Post content here for convenience. See link above for hyperlinks.

Berislav Lopac thinks that the browser is going away, and native applications
connected to web-server backends are the future. I feel the opposite. I think
native applications are headed the way of the cli. The browser is the great
equalizer. Think about it like this: what barriers prevent you changing
operating systems today? What barriers prevented you from changing operating
systems 10 years ago? Our daily computing lives are dominated more and more by
web-based applications. We can use these applications anywhere. It’s one of
the primary reasons mobile and tablet devices have finally gained traction.
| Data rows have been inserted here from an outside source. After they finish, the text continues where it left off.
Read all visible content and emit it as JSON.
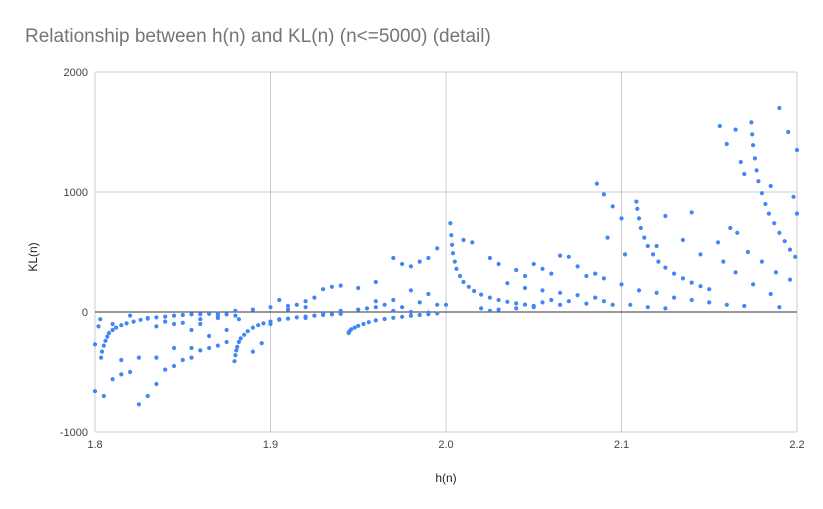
{
  "chart_data": {
    "type": "scatter",
    "title": "Relationship between h(n) and KL(n) (n<=5000) (detail)",
    "xlabel": "h(n)",
    "ylabel": "KL(n)",
    "xlim": [
      1.8,
      2.2
    ],
    "ylim": [
      -1000,
      2000
    ],
    "x_ticks": [
      "1.8",
      "1.9",
      "2.0",
      "2.1",
      "2.2"
    ],
    "y_ticks": [
      "2000",
      "1000",
      "0",
      "-1000"
    ],
    "grid": true,
    "legend": "none",
    "colors": {
      "points": "#4285f4",
      "grid": "#cccccc",
      "zero_line": "#333333",
      "title": "#757575"
    },
    "series": [
      {
        "values": [
          [
            1.802,
            -120
          ],
          [
            1.803,
            -60
          ],
          [
            1.8035,
            -380
          ],
          [
            1.804,
            -330
          ],
          [
            1.805,
            -280
          ],
          [
            1.806,
            -240
          ],
          [
            1.807,
            -205
          ],
          [
            1.808,
            -175
          ],
          [
            1.81,
            -150
          ],
          [
            1.812,
            -130
          ],
          [
            1.815,
            -110
          ],
          [
            1.818,
            -95
          ],
          [
            1.822,
            -80
          ],
          [
            1.826,
            -65
          ],
          [
            1.83,
            -55
          ],
          [
            1.835,
            -45
          ],
          [
            1.84,
            -38
          ],
          [
            1.845,
            -30
          ],
          [
            1.85,
            -25
          ],
          [
            1.855,
            -20
          ],
          [
            1.86,
            -18
          ],
          [
            1.865,
            -15
          ],
          [
            1.87,
            -12
          ],
          [
            1.8795,
            -410
          ],
          [
            1.88,
            -360
          ],
          [
            1.8805,
            -320
          ],
          [
            1.881,
            -290
          ],
          [
            1.882,
            -250
          ],
          [
            1.883,
            -220
          ],
          [
            1.885,
            -190
          ],
          [
            1.887,
            -160
          ],
          [
            1.89,
            -130
          ],
          [
            1.893,
            -110
          ],
          [
            1.896,
            -95
          ],
          [
            1.9,
            -80
          ],
          [
            1.905,
            -65
          ],
          [
            1.91,
            -55
          ],
          [
            1.915,
            -45
          ],
          [
            1.92,
            -38
          ],
          [
            1.925,
            -30
          ],
          [
            1.93,
            -25
          ],
          [
            1.935,
            -20
          ],
          [
            1.94,
            -15
          ],
          [
            1.9445,
            -175
          ],
          [
            1.945,
            -160
          ],
          [
            1.946,
            -145
          ],
          [
            1.948,
            -130
          ],
          [
            1.95,
            -115
          ],
          [
            1.953,
            -100
          ],
          [
            1.956,
            -85
          ],
          [
            1.96,
            -70
          ],
          [
            1.965,
            -58
          ],
          [
            1.97,
            -48
          ],
          [
            1.975,
            -40
          ],
          [
            1.98,
            -32
          ],
          [
            1.985,
            -25
          ],
          [
            1.99,
            -18
          ],
          [
            1.995,
            -12
          ],
          [
            2.0025,
            740
          ],
          [
            2.003,
            640
          ],
          [
            2.0035,
            560
          ],
          [
            2.004,
            490
          ],
          [
            2.005,
            420
          ],
          [
            2.006,
            360
          ],
          [
            2.008,
            300
          ],
          [
            2.01,
            250
          ],
          [
            2.013,
            210
          ],
          [
            2.016,
            175
          ],
          [
            2.02,
            145
          ],
          [
            2.025,
            120
          ],
          [
            2.03,
            100
          ],
          [
            2.035,
            85
          ],
          [
            2.04,
            72
          ],
          [
            2.045,
            62
          ],
          [
            2.05,
            52
          ],
          [
            2.1085,
            920
          ],
          [
            2.109,
            860
          ],
          [
            2.11,
            780
          ],
          [
            2.111,
            700
          ],
          [
            2.113,
            620
          ],
          [
            2.115,
            550
          ],
          [
            2.118,
            480
          ],
          [
            2.121,
            420
          ],
          [
            2.125,
            370
          ],
          [
            2.13,
            320
          ],
          [
            2.135,
            280
          ],
          [
            2.14,
            245
          ],
          [
            2.145,
            215
          ],
          [
            2.15,
            190
          ],
          [
            2.174,
            1580
          ],
          [
            2.1745,
            1480
          ],
          [
            2.175,
            1390
          ],
          [
            2.176,
            1280
          ],
          [
            2.177,
            1180
          ],
          [
            2.178,
            1090
          ],
          [
            2.18,
            990
          ],
          [
            2.182,
            900
          ],
          [
            2.184,
            820
          ],
          [
            2.187,
            740
          ],
          [
            2.19,
            660
          ],
          [
            2.193,
            590
          ],
          [
            2.196,
            520
          ],
          [
            2.199,
            460
          ],
          [
            2.156,
            1550
          ],
          [
            2.16,
            1400
          ],
          [
            2.165,
            1520
          ],
          [
            2.168,
            1250
          ],
          [
            2.17,
            1150
          ],
          [
            2.19,
            1700
          ],
          [
            2.195,
            1500
          ],
          [
            2.2,
            1350
          ],
          [
            2.198,
            960
          ],
          [
            2.185,
            1050
          ],
          [
            2.162,
            700
          ],
          [
            2.166,
            660
          ],
          [
            2.172,
            500
          ],
          [
            2.2,
            820
          ],
          [
            2.086,
            1070
          ],
          [
            2.09,
            980
          ],
          [
            2.095,
            880
          ],
          [
            2.1,
            780
          ],
          [
            2.092,
            620
          ],
          [
            2.125,
            800
          ],
          [
            2.14,
            830
          ],
          [
            2.155,
            580
          ],
          [
            2.158,
            420
          ],
          [
            2.18,
            420
          ],
          [
            2.188,
            330
          ],
          [
            2.196,
            270
          ],
          [
            2.165,
            330
          ],
          [
            2.175,
            230
          ],
          [
            2.185,
            150
          ],
          [
            2.085,
            320
          ],
          [
            2.09,
            280
          ],
          [
            2.1,
            230
          ],
          [
            2.11,
            180
          ],
          [
            2.12,
            160
          ],
          [
            2.13,
            120
          ],
          [
            2.14,
            100
          ],
          [
            2.15,
            80
          ],
          [
            2.16,
            60
          ],
          [
            2.17,
            50
          ],
          [
            2.19,
            40
          ],
          [
            2.102,
            480
          ],
          [
            2.12,
            550
          ],
          [
            2.135,
            600
          ],
          [
            2.145,
            480
          ],
          [
            2.105,
            60
          ],
          [
            2.115,
            40
          ],
          [
            2.125,
            30
          ],
          [
            2.09,
            90
          ],
          [
            2.095,
            60
          ],
          [
            2.01,
            600
          ],
          [
            2.015,
            580
          ],
          [
            2.025,
            450
          ],
          [
            2.03,
            400
          ],
          [
            2.04,
            350
          ],
          [
            2.045,
            300
          ],
          [
            2.05,
            400
          ],
          [
            2.055,
            360
          ],
          [
            2.06,
            320
          ],
          [
            2.065,
            470
          ],
          [
            2.07,
            460
          ],
          [
            2.075,
            380
          ],
          [
            2.08,
            300
          ],
          [
            2.035,
            240
          ],
          [
            2.045,
            200
          ],
          [
            2.055,
            180
          ],
          [
            2.065,
            160
          ],
          [
            2.075,
            140
          ],
          [
            2.085,
            120
          ],
          [
            2.06,
            100
          ],
          [
            2.07,
            90
          ],
          [
            2.08,
            70
          ],
          [
            2.05,
            40
          ],
          [
            2.04,
            30
          ],
          [
            2.02,
            30
          ],
          [
            2.03,
            20
          ],
          [
            2.025,
            10
          ],
          [
            2.055,
            80
          ],
          [
            2.065,
            60
          ],
          [
            1.96,
            250
          ],
          [
            1.97,
            450
          ],
          [
            1.975,
            400
          ],
          [
            1.98,
            380
          ],
          [
            1.985,
            420
          ],
          [
            1.99,
            450
          ],
          [
            1.995,
            530
          ],
          [
            1.98,
            180
          ],
          [
            1.99,
            150
          ],
          [
            1.985,
            80
          ],
          [
            1.995,
            60
          ],
          [
            1.96,
            90
          ],
          [
            1.965,
            60
          ],
          [
            1.95,
            200
          ],
          [
            1.94,
            220
          ],
          [
            1.935,
            210
          ],
          [
            1.93,
            190
          ],
          [
            1.925,
            120
          ],
          [
            1.92,
            90
          ],
          [
            1.91,
            50
          ],
          [
            1.905,
            100
          ],
          [
            1.97,
            100
          ],
          [
            1.975,
            40
          ],
          [
            1.955,
            30
          ],
          [
            2.0,
            60
          ],
          [
            1.805,
            -700
          ],
          [
            1.81,
            -560
          ],
          [
            1.815,
            -520
          ],
          [
            1.82,
            -500
          ],
          [
            1.825,
            -770
          ],
          [
            1.83,
            -700
          ],
          [
            1.835,
            -600
          ],
          [
            1.84,
            -480
          ],
          [
            1.845,
            -450
          ],
          [
            1.85,
            -400
          ],
          [
            1.855,
            -380
          ],
          [
            1.86,
            -320
          ],
          [
            1.865,
            -300
          ],
          [
            1.87,
            -280
          ],
          [
            1.875,
            -250
          ],
          [
            1.815,
            -400
          ],
          [
            1.825,
            -380
          ],
          [
            1.835,
            -380
          ],
          [
            1.845,
            -300
          ],
          [
            1.855,
            -300
          ],
          [
            1.865,
            -200
          ],
          [
            1.875,
            -150
          ],
          [
            1.855,
            -150
          ],
          [
            1.845,
            -100
          ],
          [
            1.835,
            -120
          ],
          [
            1.86,
            -100
          ],
          [
            1.87,
            -50
          ],
          [
            1.875,
            -20
          ],
          [
            1.88,
            -30
          ],
          [
            1.882,
            -60
          ],
          [
            1.89,
            -330
          ],
          [
            1.895,
            -260
          ],
          [
            1.9,
            -100
          ],
          [
            1.905,
            -60
          ],
          [
            1.91,
            20
          ],
          [
            1.915,
            60
          ],
          [
            1.92,
            40
          ],
          [
            1.8,
            -660
          ],
          [
            1.8,
            -270
          ],
          [
            1.81,
            -100
          ],
          [
            1.82,
            -30
          ],
          [
            1.83,
            -50
          ],
          [
            1.84,
            -80
          ],
          [
            1.85,
            -90
          ],
          [
            1.86,
            -60
          ],
          [
            1.87,
            -30
          ],
          [
            1.88,
            10
          ],
          [
            1.89,
            20
          ],
          [
            1.9,
            40
          ],
          [
            1.92,
            -50
          ],
          [
            1.93,
            -10
          ],
          [
            1.94,
            10
          ],
          [
            1.95,
            20
          ],
          [
            1.96,
            40
          ],
          [
            1.97,
            10
          ],
          [
            1.98,
            0
          ],
          [
            1.99,
            -5
          ]
        ]
      }
    ]
  }
}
Not too long ago, our mobility between operating systems didn’t matter much.
No one really cared if they could easily switch from Windows to Linux, because
switching didn’t achieve a specific goal that they were interested in. That
is, the tasks they could accomplish were too similar. The introduction of
mobile and tablet devices has created a new incentive for operating system
mobility. Users want to be untied from their desks, and they want to bring
their experience with them.

The browser is already an application platform. It is its own execution
environment. Ironically, Microsoft’s early vision of the web browser was that
it would be a platform to which native-like applications could be pushed over
the wire. ActiveX and proprietary browser features were an attempt to leverage
existing developer toolsets in a browser environment. This failed (for a large
number of reasons), but the persistence of IE6 in corporate environments is a
testament to just how close they were to succeeding. As browser standards
advance, we’ll see a surge in the development of fully in-browser frameworks
that use design patterns like MVC. I don’t mean V and C in the browser and
model on the server. I mean M, V, and C within a browser, where the model
reaches out (sometimes) to a server for data-sync or specific execution.
Apple’s guidelines for iPhone web apps are a great example. Their entire
framework is built atop an open-source browser, which is seeing widespread
adoption in the mobile and tablet space.

The balance between client and server based processing runs like the tides.
Not every application will become a web application, but the number and broad
importance of native applications will diminish. Web standards will continue
to advance, supporting more native-like applications in the web browser.
Projects like Fluid will allow users and developers to package browser-based
apps in launchable containers on the desktop, while mobile devices will
continue with the existing trend of abstracting away the difference between
mobile and native apps (see iOS and Android handling of web app shortcuts on
homescreens). Browser application frameworks like Sproutcore will put new
tools in the hands of developers that advance the way we think and build “web
apps”.

The future of the web browser is bright.